Being a combination of its founders’ surnames, [Jim] Travers and [Frank] Coon, Traco could just as easily have been named Contra. And “contra” was much that the two erstwhile dry lakes competitors and early flathead Ford V-8 adopters brought to the table when they joined forces in 1956. They built an enduring company and an enduring friendship, bolting together winning race engines for major race teams throughout the 1970s. Their shop on Thunder Alley (aka West Jefferson Boulevard in Culver City, California) was near those of Dick Guldstrand, James Garner, and Lance Reventlow (formerly Jim Nairn’s) along with Iskenderian and Edelbrock. Heavy hitters all of them. The general public may not have known Traco but in the professional go-fast community—USRRC, Can Am, Trans Am, Pikes Peak, Worlds Manufacturers Championship—the firm had a legendary reputation and in 2010 Travers and Coon (both born in 1920 but Coon died in 1997) were inducted into the Indianapolis Hall of Fame.

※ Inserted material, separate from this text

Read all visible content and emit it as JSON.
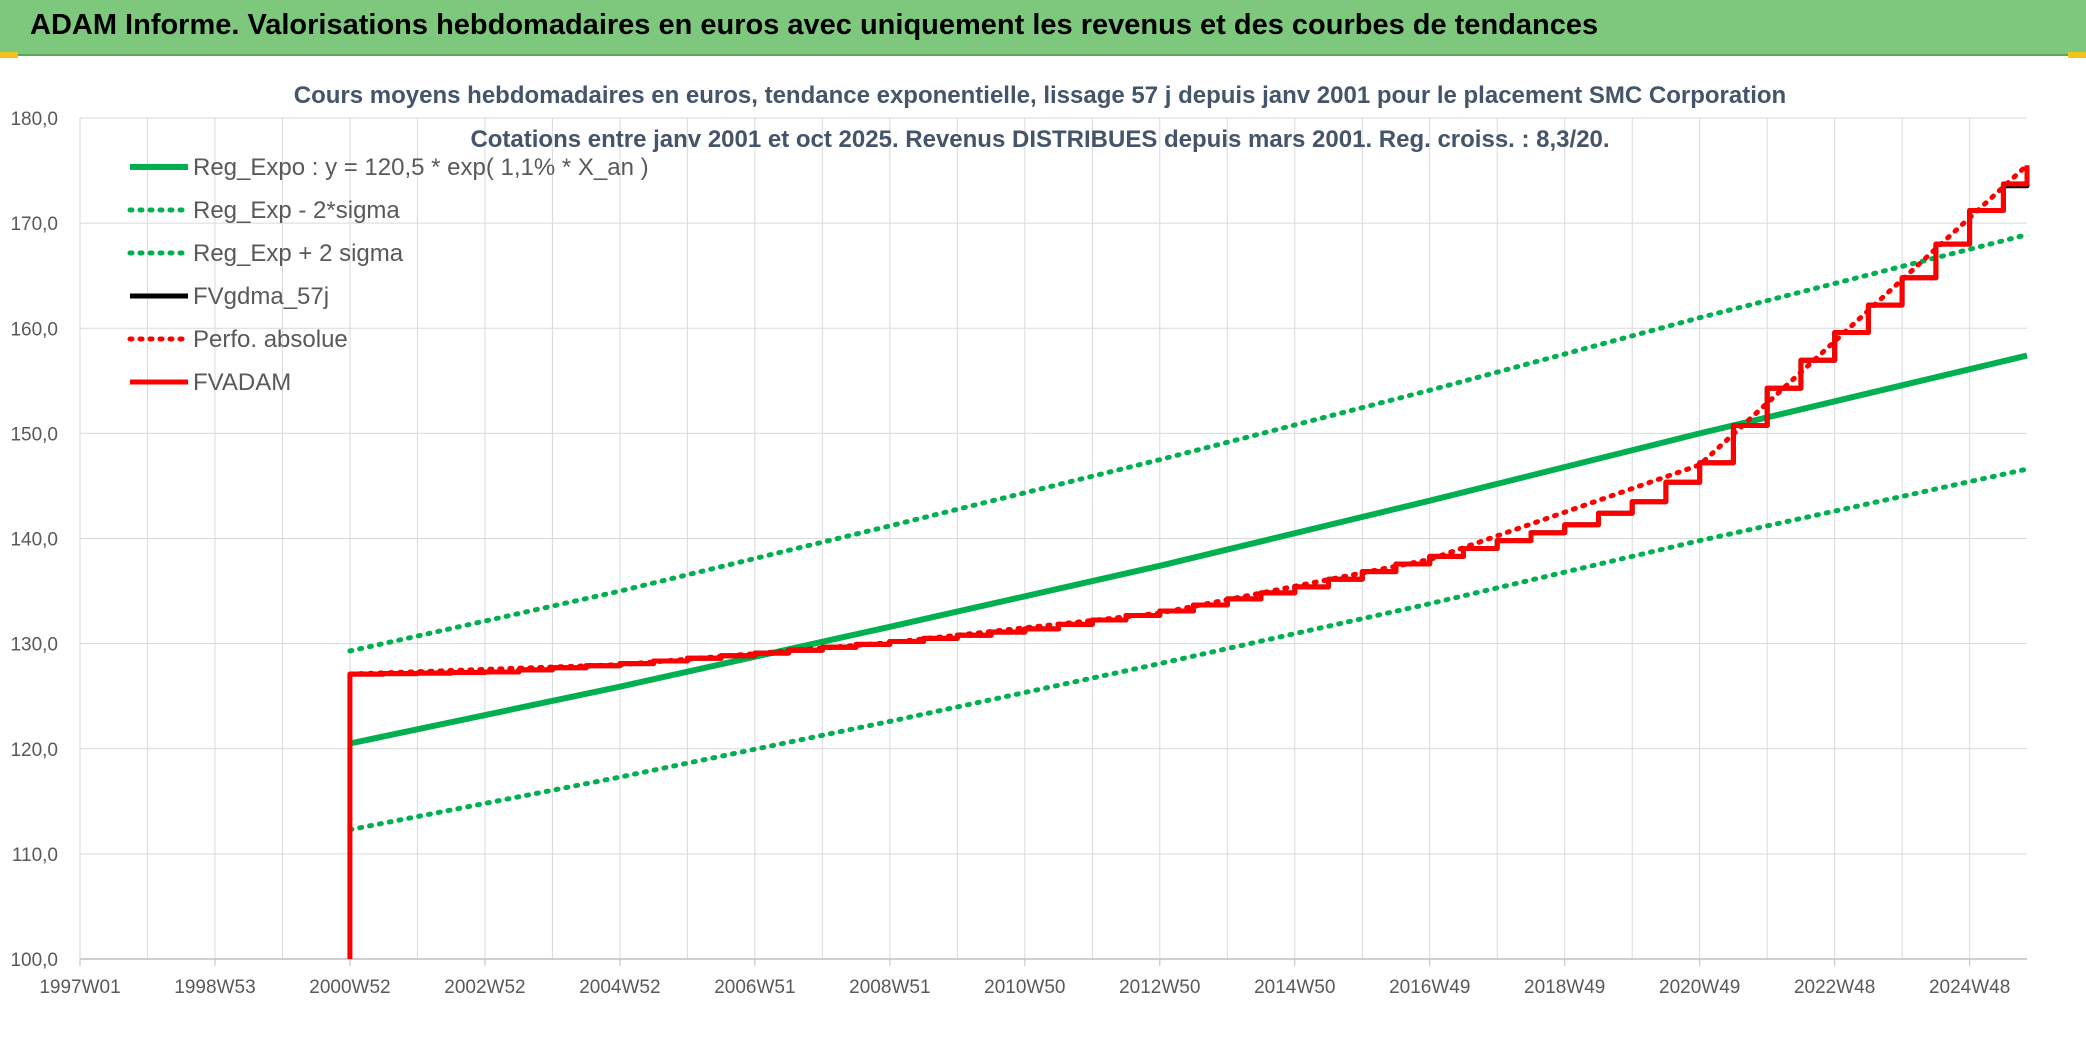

That this long-overdue story is now being told in such detail is in no small measure to author Gordon Chance being both an insider and cut of a similar cloth. At 17 he started tuning Weber carbs for Maserati of Beverly Hills (which he did so well he earned the handle “the teen tuner”), helped build a Birdcage Maserati for Bill Krause, tuned Ferraris for Bill Harrah, and then built a Chrysler Hemi-powered sports racer for John Mecoms’ racing operation. It is here that he crossed paths with Jim Travers, which would lead to working at Traco 1965–68, briefly interrupted by a stint on Carroll Shelby’s GT-40 program. An engine guy telling another engine guy’s story.

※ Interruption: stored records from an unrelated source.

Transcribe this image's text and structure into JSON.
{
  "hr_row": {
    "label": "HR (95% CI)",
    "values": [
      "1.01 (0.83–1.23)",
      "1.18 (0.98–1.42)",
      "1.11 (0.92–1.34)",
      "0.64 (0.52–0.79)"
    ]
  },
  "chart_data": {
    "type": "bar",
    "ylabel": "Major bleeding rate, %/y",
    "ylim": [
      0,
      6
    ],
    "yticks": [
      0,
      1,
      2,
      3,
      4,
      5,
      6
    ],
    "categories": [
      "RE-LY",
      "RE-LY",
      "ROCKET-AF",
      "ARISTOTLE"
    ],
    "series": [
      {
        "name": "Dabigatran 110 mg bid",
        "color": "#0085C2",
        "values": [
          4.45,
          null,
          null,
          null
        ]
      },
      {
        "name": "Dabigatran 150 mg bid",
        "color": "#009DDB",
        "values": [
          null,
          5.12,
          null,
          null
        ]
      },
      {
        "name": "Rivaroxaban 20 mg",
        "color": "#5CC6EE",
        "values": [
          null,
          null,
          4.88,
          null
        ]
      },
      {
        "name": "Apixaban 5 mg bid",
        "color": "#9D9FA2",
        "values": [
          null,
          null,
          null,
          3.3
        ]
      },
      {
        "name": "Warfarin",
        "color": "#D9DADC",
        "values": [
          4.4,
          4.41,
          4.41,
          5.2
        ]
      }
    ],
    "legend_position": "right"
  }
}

In the Preface Chance points out that one single book hardly suffices to do the Traco story justice because the firm rose to become probably the largest supplier of racing engines in the world. Chance therefore does not attempt a forensic blow-by-blow account of the Traco universe but concentrates on painting a picture of Travers the man. Which is why the book comes with this disclaimer: “The use of coarse language, ethnic, racial or social political reference is presented as authentic to the racing scene of the period . . .” But, really, forget the racing scene. Recall the era: beatniks advocating flower power and burning draft cards to make love not war. To some a noble cause but to Travers—and many of his generation—nothing but “communist hippie bastards.” So, cover the children’s ears.
Three brief Forewords (by Chuck Cantwell, Stewart Van Dyne, Phil Remington) zeroing in on Travers precede one longish one by Peter Brock who offers an appreciation of Chance’s many accomplishments. As Brock notes, “Chance’s narrative has the raw reality of truth, He’s one of the few racers remaining that were there when the great events of that period happened, but more importantly he had the insight to keep accurate notes, knowing that some day others might want to understand what really occurred and why.”

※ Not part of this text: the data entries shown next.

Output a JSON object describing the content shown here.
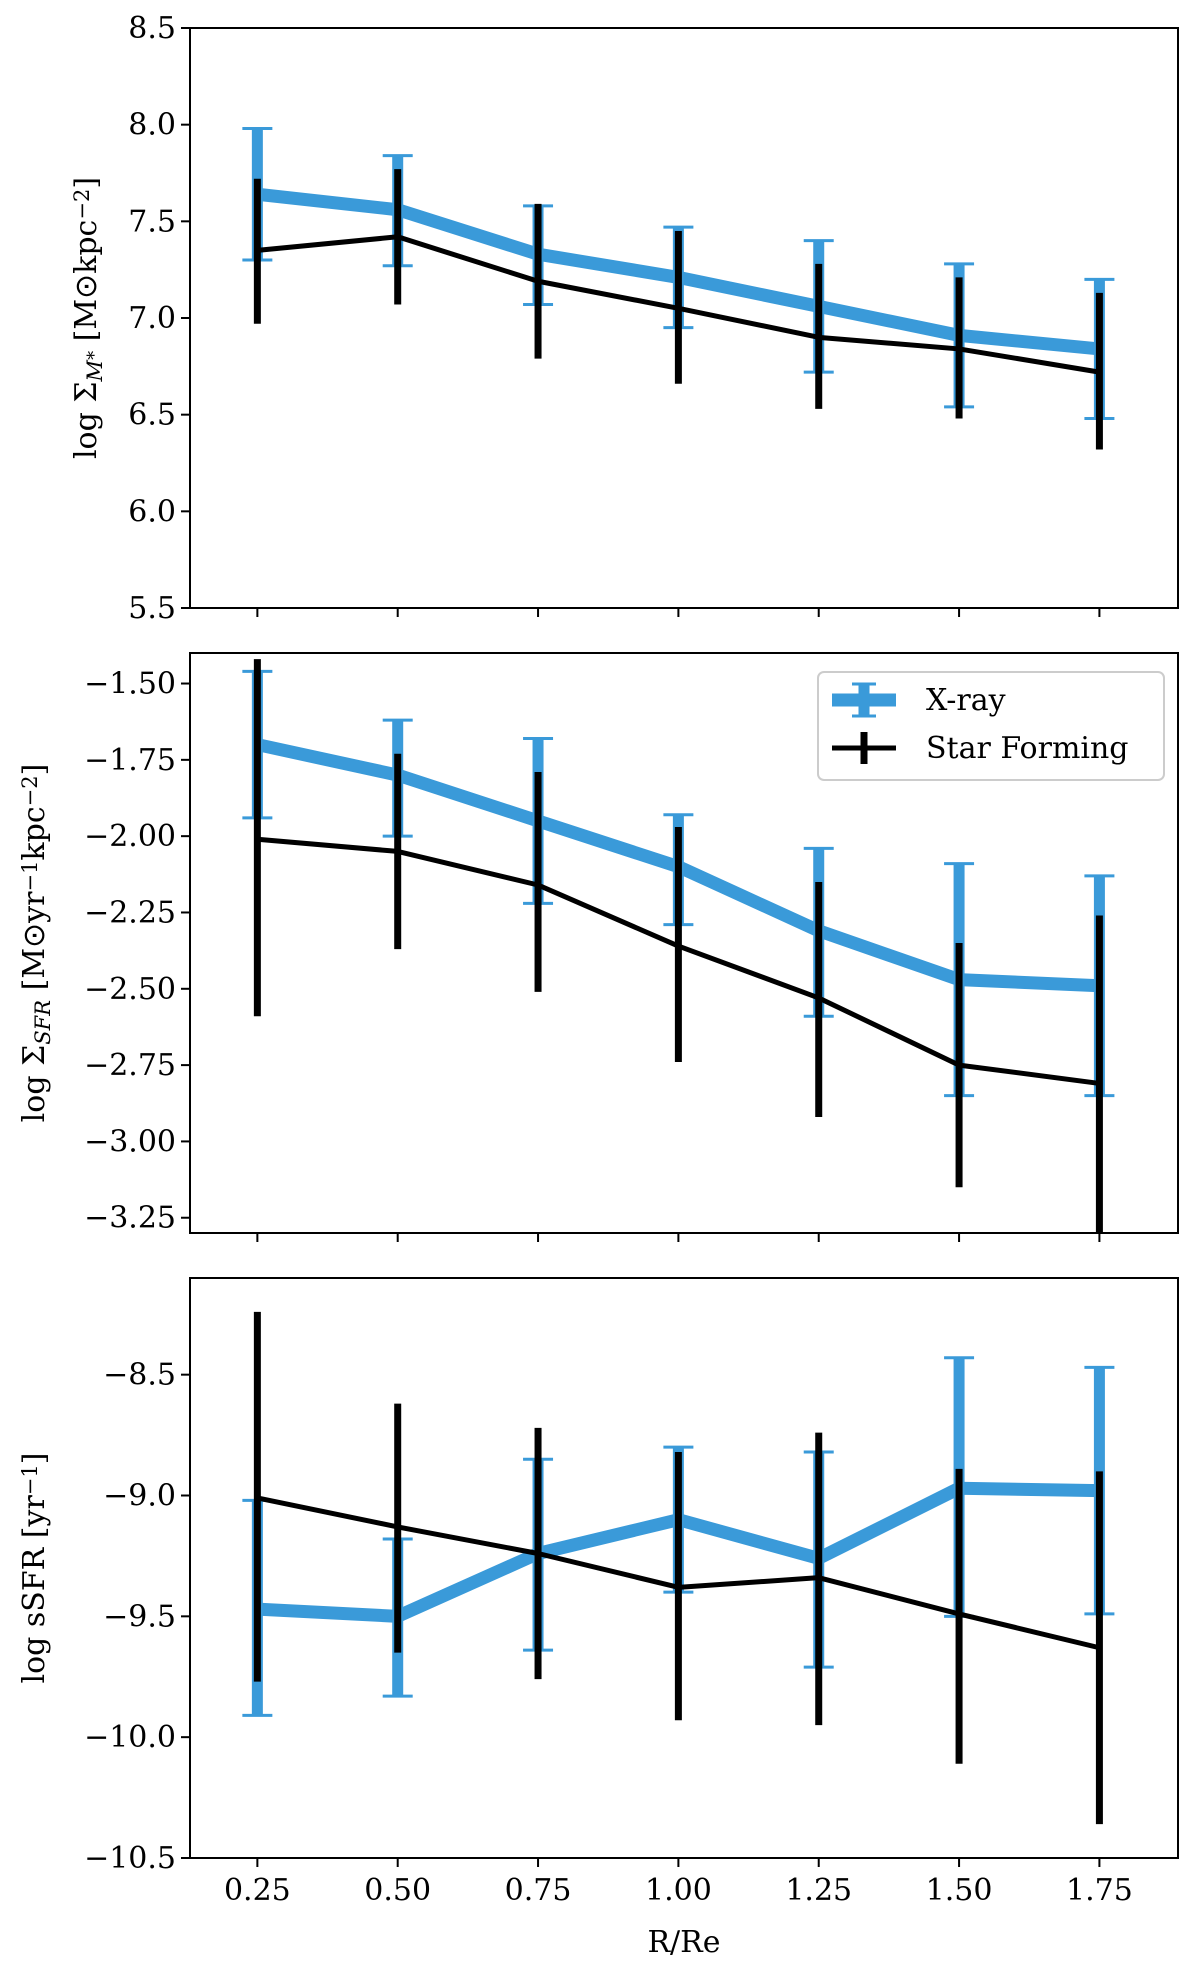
{
  "colors": {
    "xray": "#3a9ad9",
    "star_forming": "#000000",
    "axes": "#000000",
    "background": "#ffffff",
    "legend_border": "#cccccc"
  },
  "legend": {
    "placement": "top-right of middle panel",
    "entries": [
      "X-ray",
      "Star Forming"
    ]
  },
  "chart_data": [
    {
      "type": "line",
      "panel": "top",
      "ylabel": "log Σ_{M*} [M⊙kpc⁻²]",
      "ylabel_parts": {
        "prefix": "log Σ",
        "sub": "M",
        "subsup": "*",
        "mid": " [M",
        "sun": "⊙",
        "unit": "kpc",
        "sup": "−2",
        "suffix": "]"
      },
      "xlabel": "",
      "ylim": [
        5.5,
        8.5
      ],
      "yticks": [
        "5.5",
        "6.0",
        "6.5",
        "7.0",
        "7.5",
        "8.0",
        "8.5"
      ],
      "ytick_values": [
        5.5,
        6.0,
        6.5,
        7.0,
        7.5,
        8.0,
        8.5
      ],
      "xlim": [
        0.13,
        1.89
      ],
      "x": [
        0.25,
        0.5,
        0.75,
        1.0,
        1.25,
        1.5,
        1.75
      ],
      "series": [
        {
          "name": "X-ray",
          "values": [
            7.64,
            7.56,
            7.33,
            7.21,
            7.06,
            6.91,
            6.84
          ],
          "err_low": [
            7.3,
            7.27,
            7.07,
            6.95,
            6.72,
            6.54,
            6.48
          ],
          "err_high": [
            7.98,
            7.84,
            7.58,
            7.47,
            7.4,
            7.28,
            7.2
          ]
        },
        {
          "name": "Star Forming",
          "values": [
            7.35,
            7.42,
            7.19,
            7.05,
            6.9,
            6.84,
            6.72
          ],
          "err_low": [
            6.97,
            7.07,
            6.79,
            6.66,
            6.53,
            6.48,
            6.32
          ],
          "err_high": [
            7.72,
            7.77,
            7.59,
            7.45,
            7.28,
            7.21,
            7.13
          ]
        }
      ]
    },
    {
      "type": "line",
      "panel": "middle",
      "ylabel": "log Σ_SFR [M⊙yr⁻¹kpc⁻²]",
      "ylabel_parts": {
        "prefix": "log Σ",
        "sub": "SFR",
        "mid": " [M",
        "sun": "⊙",
        "unit": "yr",
        "sup": "−1",
        "unit2": "kpc",
        "sup2": "−2",
        "suffix": "]"
      },
      "xlabel": "",
      "ylim": [
        -3.3,
        -1.4
      ],
      "yticks": [
        "−3.25",
        "−3.00",
        "−2.75",
        "−2.50",
        "−2.25",
        "−2.00",
        "−1.75",
        "−1.50"
      ],
      "ytick_values": [
        -3.25,
        -3.0,
        -2.75,
        -2.5,
        -2.25,
        -2.0,
        -1.75,
        -1.5
      ],
      "xlim": [
        0.13,
        1.89
      ],
      "x": [
        0.25,
        0.5,
        0.75,
        1.0,
        1.25,
        1.5,
        1.75
      ],
      "series": [
        {
          "name": "X-ray",
          "values": [
            -1.7,
            -1.8,
            -1.95,
            -2.1,
            -2.31,
            -2.47,
            -2.49
          ],
          "err_low": [
            -1.94,
            -2.0,
            -2.22,
            -2.29,
            -2.59,
            -2.85,
            -2.85
          ],
          "err_high": [
            -1.46,
            -1.62,
            -1.68,
            -1.93,
            -2.04,
            -2.09,
            -2.13
          ]
        },
        {
          "name": "Star Forming",
          "values": [
            -2.01,
            -2.05,
            -2.16,
            -2.36,
            -2.53,
            -2.75,
            -2.81
          ],
          "err_low": [
            -2.59,
            -2.37,
            -2.51,
            -2.74,
            -2.92,
            -3.15,
            -3.3
          ],
          "err_high": [
            -1.42,
            -1.73,
            -1.79,
            -1.97,
            -2.15,
            -2.35,
            -2.26
          ]
        }
      ]
    },
    {
      "type": "line",
      "panel": "bottom",
      "ylabel": "log sSFR [yr⁻¹]",
      "ylabel_parts": {
        "prefix": "log sSFR [yr",
        "sup": "−1",
        "suffix": "]"
      },
      "xlabel": "R/Re",
      "ylim": [
        -10.5,
        -8.1
      ],
      "yticks": [
        "−10.5",
        "−10.0",
        "−9.5",
        "−9.0",
        "−8.5"
      ],
      "ytick_values": [
        -10.5,
        -10.0,
        -9.5,
        -9.0,
        -8.5
      ],
      "xlim": [
        0.13,
        1.89
      ],
      "x": [
        0.25,
        0.5,
        0.75,
        1.0,
        1.25,
        1.5,
        1.75
      ],
      "xticks": [
        "0.25",
        "0.50",
        "0.75",
        "1.00",
        "1.25",
        "1.50",
        "1.75"
      ],
      "series": [
        {
          "name": "X-ray",
          "values": [
            -9.47,
            -9.5,
            -9.24,
            -9.1,
            -9.26,
            -8.97,
            -8.98
          ],
          "err_low": [
            -9.91,
            -9.83,
            -9.64,
            -9.4,
            -9.71,
            -9.5,
            -9.49
          ],
          "err_high": [
            -9.02,
            -9.18,
            -8.85,
            -8.8,
            -8.82,
            -8.43,
            -8.47
          ]
        },
        {
          "name": "Star Forming",
          "values": [
            -9.01,
            -9.13,
            -9.24,
            -9.38,
            -9.34,
            -9.49,
            -9.63
          ],
          "err_low": [
            -9.77,
            -9.65,
            -9.76,
            -9.93,
            -9.95,
            -10.11,
            -10.36
          ],
          "err_high": [
            -8.24,
            -8.62,
            -8.72,
            -8.82,
            -8.74,
            -8.89,
            -8.9
          ]
        }
      ]
    }
  ]
}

The book is self-published and has a bit of a homespun flavor in regards to layout and style, not at all out of place in this particular case. There are as many pronouncements of fact and data as there are innuendo and random banter—and all are probably good for a lot of spirited discussion. Chance himself says, “I write this book as a mechanic and a friend, not a journalist.” But therein lies its relevance as a personal and also a historical record. It is a labor of, and out of love—definitely something that may make men of a certain generation skittish. This is a book you’ll absolutely want to read if you want a really close-up, unvarnished look behind the curtain.
The book is also available signed by the author with a certificate of authenticity for $80 and a very small number of copies at $150 are signed by Jim Travers. Signed artwork by either or both are available at the publisher’s website.
If you are a gearhead and know race shops, don’t confuse the old TRACO with the current TRA-CO—founded by ex-Traco man Jim Jones—which builds NASCAR racing engines in North Carolina.